Saying I have gotten 'Multiple text messages of random characters' is the best way I can describe this problem. Both screenshots show a bundle that I have received.

I'm currently using HashCode's Cyanogen9 rom with SafeStrap. Just for pure curiosity, I called into Verizon for their opinion and the lady mentioned that she was going to get rid of my Premium Messaging because she figured it was a problem with that. And I was just like whatever, even though I don't do that sort of 'voting' and 'spam messages' she was talking about. :I

Any ideas? D: They kind of creep me out..
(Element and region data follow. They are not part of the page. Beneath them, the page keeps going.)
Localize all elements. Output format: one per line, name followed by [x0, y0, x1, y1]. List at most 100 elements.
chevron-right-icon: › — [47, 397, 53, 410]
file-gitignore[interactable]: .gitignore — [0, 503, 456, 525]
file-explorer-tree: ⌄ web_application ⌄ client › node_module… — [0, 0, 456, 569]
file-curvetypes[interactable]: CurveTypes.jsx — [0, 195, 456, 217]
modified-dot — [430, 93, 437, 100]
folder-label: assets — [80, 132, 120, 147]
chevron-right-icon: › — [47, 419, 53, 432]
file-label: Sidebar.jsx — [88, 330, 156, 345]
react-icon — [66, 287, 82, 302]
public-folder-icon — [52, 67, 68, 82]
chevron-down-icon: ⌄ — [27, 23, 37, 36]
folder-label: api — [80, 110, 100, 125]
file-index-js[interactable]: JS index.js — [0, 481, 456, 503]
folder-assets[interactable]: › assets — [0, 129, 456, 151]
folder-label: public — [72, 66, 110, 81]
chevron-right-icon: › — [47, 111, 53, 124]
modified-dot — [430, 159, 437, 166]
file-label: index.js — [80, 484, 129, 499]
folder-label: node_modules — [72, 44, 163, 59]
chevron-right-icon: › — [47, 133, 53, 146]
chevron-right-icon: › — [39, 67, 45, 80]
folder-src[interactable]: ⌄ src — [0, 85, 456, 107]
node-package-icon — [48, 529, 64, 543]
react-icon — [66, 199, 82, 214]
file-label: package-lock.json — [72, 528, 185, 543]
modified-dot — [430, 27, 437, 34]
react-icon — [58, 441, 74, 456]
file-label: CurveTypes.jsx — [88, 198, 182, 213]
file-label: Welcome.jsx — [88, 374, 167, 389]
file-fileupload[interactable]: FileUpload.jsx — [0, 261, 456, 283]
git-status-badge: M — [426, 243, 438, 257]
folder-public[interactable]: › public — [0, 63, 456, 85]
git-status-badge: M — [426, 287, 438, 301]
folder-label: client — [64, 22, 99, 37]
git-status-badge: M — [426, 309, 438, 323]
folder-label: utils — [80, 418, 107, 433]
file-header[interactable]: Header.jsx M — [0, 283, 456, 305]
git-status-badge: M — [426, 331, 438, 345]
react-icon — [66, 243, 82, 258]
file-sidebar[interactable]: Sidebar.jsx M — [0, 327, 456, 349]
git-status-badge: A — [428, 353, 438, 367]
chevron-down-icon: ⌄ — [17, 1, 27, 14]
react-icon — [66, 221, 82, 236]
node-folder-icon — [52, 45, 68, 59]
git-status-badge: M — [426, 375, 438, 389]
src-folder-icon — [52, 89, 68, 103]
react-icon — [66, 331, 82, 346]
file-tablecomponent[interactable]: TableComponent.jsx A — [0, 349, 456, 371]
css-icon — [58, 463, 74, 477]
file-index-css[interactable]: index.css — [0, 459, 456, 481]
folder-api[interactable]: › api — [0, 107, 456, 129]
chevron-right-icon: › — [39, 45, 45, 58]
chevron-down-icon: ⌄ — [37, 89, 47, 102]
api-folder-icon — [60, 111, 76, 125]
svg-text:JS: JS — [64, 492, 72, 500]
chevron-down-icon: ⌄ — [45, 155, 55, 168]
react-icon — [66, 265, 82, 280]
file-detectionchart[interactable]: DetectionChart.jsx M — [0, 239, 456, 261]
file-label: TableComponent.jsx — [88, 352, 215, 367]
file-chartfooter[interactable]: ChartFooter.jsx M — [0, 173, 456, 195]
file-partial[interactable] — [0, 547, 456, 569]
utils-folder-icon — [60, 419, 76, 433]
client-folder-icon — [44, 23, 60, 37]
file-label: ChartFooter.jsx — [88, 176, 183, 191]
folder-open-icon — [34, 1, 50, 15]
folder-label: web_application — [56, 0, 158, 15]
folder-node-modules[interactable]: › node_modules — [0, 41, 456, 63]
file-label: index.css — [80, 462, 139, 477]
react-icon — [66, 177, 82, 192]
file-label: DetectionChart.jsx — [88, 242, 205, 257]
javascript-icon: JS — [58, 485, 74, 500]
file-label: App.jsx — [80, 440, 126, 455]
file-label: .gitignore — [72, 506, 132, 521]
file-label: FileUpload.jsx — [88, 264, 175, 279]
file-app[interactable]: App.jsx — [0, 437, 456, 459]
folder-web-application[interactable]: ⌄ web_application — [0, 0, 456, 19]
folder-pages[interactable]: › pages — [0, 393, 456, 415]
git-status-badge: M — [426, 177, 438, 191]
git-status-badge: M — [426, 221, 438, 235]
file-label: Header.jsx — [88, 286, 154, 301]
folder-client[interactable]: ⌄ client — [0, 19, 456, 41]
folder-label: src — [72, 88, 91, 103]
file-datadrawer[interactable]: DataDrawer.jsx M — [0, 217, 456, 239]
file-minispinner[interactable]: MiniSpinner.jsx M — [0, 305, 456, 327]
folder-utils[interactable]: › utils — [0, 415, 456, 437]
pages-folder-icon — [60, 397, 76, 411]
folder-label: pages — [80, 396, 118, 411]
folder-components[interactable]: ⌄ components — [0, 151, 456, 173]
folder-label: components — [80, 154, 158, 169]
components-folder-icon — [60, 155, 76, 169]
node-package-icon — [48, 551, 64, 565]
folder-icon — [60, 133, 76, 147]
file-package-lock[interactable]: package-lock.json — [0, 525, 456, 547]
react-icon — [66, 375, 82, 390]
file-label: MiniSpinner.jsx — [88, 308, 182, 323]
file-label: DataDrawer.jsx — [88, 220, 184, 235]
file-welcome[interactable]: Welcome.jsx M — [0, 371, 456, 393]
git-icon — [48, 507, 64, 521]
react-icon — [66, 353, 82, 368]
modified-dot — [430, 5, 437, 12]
Edit: Looks like that halt on my 'Premium Messaging' didn't put a stop to it. I just got another one. ^,^;


----------



## skreelink

itsRelay said:


> Alright, I don't really know where this should go, but I've only had this problem while rooted on my D3. :Va
> 
> Saying I have gotten 'Multiple text messages of random characters' is the best way I can describe this problem. Both screenshots show a bundle that I have received.
> 
> I'm currently using HashCode's Cyanogen9 rom with SafeStrap. Just for pure curiosity, I called into Verizon for their opinion and the lady mentioned that she was going to get rid of my Premium Messaging because she figured it was a problem with that. And I was just like whatever, even though I don't do that sort of 'voting' and 'spam messages' she was talking about. :I
> 
> Any ideas? D: They kind of creep me out..
> 
> Edit: Looks like that halt on my 'Premium Messaging' didn't put a stop to it. I just got another one. ^,^;


That's the new 'wireless alerting system' texts that recently got added into 906. http://www.droid-life.com/wp-content/uploads/2012/05/droid3-update-new.jpg Here's the image of the 'new features' in the latest release, you'll see the system got activated with the alerting system.

Since CM9 is not built on 906 (not sure if 906 built roms work with it either, I think I've only gotten one on 890), it doesn't have the Wireless Alerting System functionality built in, so it's just a random text full of crap.

http://support.verizonwireless.com/faqs/Wireless%20Service/emergency_alerts_faq.html Here is a FAQ about it at verizon. Your phone just doesn't know how to interpret it, since you don't have the 'supported' system.


----------



## itsRelay

Thanks for the informative answer. :]! I did figure it a few hours later when my bro relayed to me he was getting flood warning texts and I went all Google-fu. Other than reverting back to the basic .906 system, there really isn't a fix, right? I'm silly, but I didn't really find a file that worked properly with RSD Lite to flash me back to new-ness, just a one click method.. Is there no sbf/fzx/i'mnotsurewhatitis file?


----------



## skreelink

itsRelay said:


> Thanks for the informative answer. :]! I did figure it a few hours later when my bro relayed to me he was getting flood warning texts and I went all Google-fu. Other than reverting back to the basic .906 system, there really isn't a fix, right? I'm silly, but I didn't really find a file that worked properly with RSD Lite to flash me back to new-ness, just a one click method.. Is there no sbf/fzx/i'mnotsurewhatitis file?


As I recall it is a fzx, but I used psouza4's one click and swu file (since I am still on 890) and running mavrom 4.0, which is based on 906. As I recall, there are no 906 flash files, if you took the ota, use the 1 click method to 890 from 906, retake the update, go from there. Or, if you used safestrap, make backup and disable safe system to restore your stock system.


----------